In order to correct for changes in the network's total hashing power (i.e. as hardware improves or mining nodes are added to or removed from the network), the amount of work required to mine a block must change. Nexa solves this by adjusting the target according to an algorithm that looks at recent block timestamps, infers the hashing power that led to those timestamps, and attempts to change the difficulty of mining future blocks accordingly. The calculation used is referred to as the Difficulty Adjustment Algorithm, or DAA, and is a control theory problem.

The algorithms used is ASERT


Absolutely Scheduled Exponentially Rising Targets (ASERT), more specifically aserti3-2d, was implemented as a part of HF-20201115. It uses an exponential moving average approach that should theoretically always target a correction toward the correct average block time. ASERT bases it's calculations on the following components:

  1. The anchor block: The Nexa genesis block
  2. The current head block

Though this is not used directly in practice, the exponential form of the calculation of the target for the next block is:

exponent = (time_delta - ideal_block_time * (height_delta + 1)) / halflife
next_target = anchor_target * 2**(exponent)
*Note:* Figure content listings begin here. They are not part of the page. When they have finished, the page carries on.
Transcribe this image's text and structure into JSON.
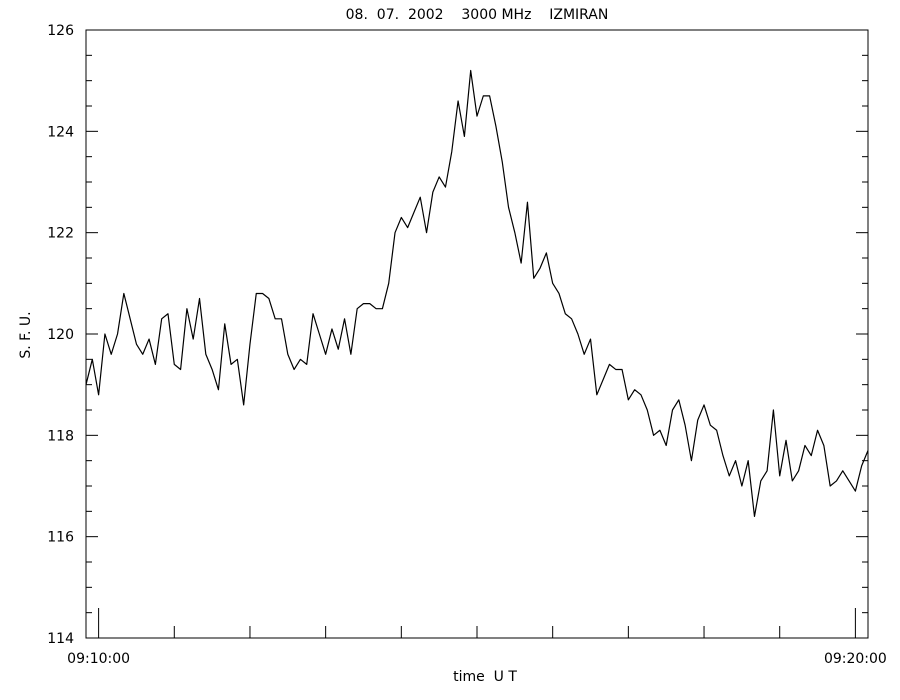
{
  "chart_data": {
    "type": "line",
    "title": "08.  07.  2002    3000 MHz    IZMIRAN",
    "y_label": "S. F. U.",
    "x_label": "time  U T",
    "color": "#000000",
    "xlim": [
      "09:09:50",
      "09:20:10"
    ],
    "ylim": [
      114,
      126
    ],
    "xticks": [
      "09:10:00",
      "09:20:00"
    ],
    "xminorticks": [
      "09:11:00",
      "09:12:00",
      "09:13:00",
      "09:14:00",
      "09:15:00",
      "09:16:00",
      "09:17:00",
      "09:18:00",
      "09:19:00"
    ],
    "yticks": [
      114,
      116,
      118,
      120,
      122,
      124,
      126
    ],
    "yminorticks": [
      114.5,
      115,
      115.5,
      116.5,
      117,
      117.5,
      118.5,
      119,
      119.5,
      120.5,
      121,
      121.5,
      122.5,
      123,
      123.5,
      124.5,
      125,
      125.5
    ],
    "x": [
      "09:09:50",
      "09:09:55",
      "09:10:00",
      "09:10:05",
      "09:10:10",
      "09:10:15",
      "09:10:20",
      "09:10:25",
      "09:10:30",
      "09:10:35",
      "09:10:40",
      "09:10:45",
      "09:10:50",
      "09:10:55",
      "09:11:00",
      "09:11:05",
      "09:11:10",
      "09:11:15",
      "09:11:20",
      "09:11:25",
      "09:11:30",
      "09:11:35",
      "09:11:40",
      "09:11:45",
      "09:11:50",
      "09:11:55",
      "09:12:00",
      "09:12:05",
      "09:12:10",
      "09:12:15",
      "09:12:20",
      "09:12:25",
      "09:12:30",
      "09:12:35",
      "09:12:40",
      "09:12:45",
      "09:12:50",
      "09:12:55",
      "09:13:00",
      "09:13:05",
      "09:13:10",
      "09:13:15",
      "09:13:20",
      "09:13:25",
      "09:13:30",
      "09:13:35",
      "09:13:40",
      "09:13:45",
      "09:13:50",
      "09:13:55",
      "09:14:00",
      "09:14:05",
      "09:14:10",
      "09:14:15",
      "09:14:20",
      "09:14:25",
      "09:14:30",
      "09:14:35",
      "09:14:40",
      "09:14:45",
      "09:14:50",
      "09:14:55",
      "09:15:00",
      "09:15:05",
      "09:15:10",
      "09:15:15",
      "09:15:20",
      "09:15:25",
      "09:15:30",
      "09:15:35",
      "09:15:40",
      "09:15:45",
      "09:15:50",
      "09:15:55",
      "09:16:00",
      "09:16:05",
      "09:16:10",
      "09:16:15",
      "09:16:20",
      "09:16:25",
      "09:16:30",
      "09:16:35",
      "09:16:40",
      "09:16:45",
      "09:16:50",
      "09:16:55",
      "09:17:00",
      "09:17:05",
      "09:17:10",
      "09:17:15",
      "09:17:20",
      "09:17:25",
      "09:17:30",
      "09:17:35",
      "09:17:40",
      "09:17:45",
      "09:17:50",
      "09:17:55",
      "09:18:00",
      "09:18:05",
      "09:18:10",
      "09:18:15",
      "09:18:20",
      "09:18:25",
      "09:18:30",
      "09:18:35",
      "09:18:40",
      "09:18:45",
      "09:18:50",
      "09:18:55",
      "09:19:00",
      "09:19:05",
      "09:19:10",
      "09:19:15",
      "09:19:20",
      "09:19:25",
      "09:19:30",
      "09:19:35",
      "09:19:40",
      "09:19:45",
      "09:19:50",
      "09:19:55",
      "09:20:00",
      "09:20:05",
      "09:20:10"
    ],
    "values": [
      119.0,
      119.5,
      118.8,
      120.0,
      119.6,
      120.0,
      120.8,
      120.3,
      119.8,
      119.6,
      119.9,
      119.4,
      120.3,
      120.4,
      119.4,
      119.3,
      120.5,
      119.9,
      120.7,
      119.6,
      119.3,
      118.9,
      120.2,
      119.4,
      119.5,
      118.6,
      119.8,
      120.8,
      120.8,
      120.7,
      120.3,
      120.3,
      119.6,
      119.3,
      119.5,
      119.4,
      120.4,
      120.0,
      119.6,
      120.1,
      119.7,
      120.3,
      119.6,
      120.5,
      120.6,
      120.6,
      120.5,
      120.5,
      121.0,
      122.0,
      122.3,
      122.1,
      122.4,
      122.7,
      122.0,
      122.8,
      123.1,
      122.9,
      123.6,
      124.6,
      123.9,
      125.2,
      124.3,
      124.7,
      124.7,
      124.1,
      123.4,
      122.5,
      122.0,
      121.4,
      122.6,
      121.1,
      121.3,
      121.6,
      121.0,
      120.8,
      120.4,
      120.3,
      120.0,
      119.6,
      119.9,
      118.8,
      119.1,
      119.4,
      119.3,
      119.3,
      118.7,
      118.9,
      118.8,
      118.5,
      118.0,
      118.1,
      117.8,
      118.5,
      118.7,
      118.2,
      117.5,
      118.3,
      118.6,
      118.2,
      118.1,
      117.6,
      117.2,
      117.5,
      117.0,
      117.5,
      116.4,
      117.1,
      117.3,
      118.5,
      117.2,
      117.9,
      117.1,
      117.3,
      117.8,
      117.6,
      118.1,
      117.8,
      117.0,
      117.1,
      117.3,
      117.1,
      116.9,
      117.4,
      117.7
    ]
  }
}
  • anchor_target is the unsigned 256 bit integer equivalent of the nBits value in the header of the anchor block.
  • time_delta is the difference, in signed integer seconds, between the timestamp in the header of the current block and the timestamp in the parent of the anchor block.
  • ideal_block_time is a constant: 600 seconds, the targeted average time between blocks.
  • height_delta is the difference in block height between the current block and the anchor block.
  • halflife is a constant parameter sometimes referred to as 'tau', with a value of 172800 (seconds) on mainnet.
  • next_target is the integer value of the target computed for the block after the current block.

In order to avoid subtle platform-dependent floating point issues, however, ASERT is instead calculated using fixed-point integer arithmetic with a cubic polynomial approximation of the exponential. See ASERT:target computeration for the Python reference implementation and additional details on where new implementations of the algorithm must be cautious to ensure full compatibility.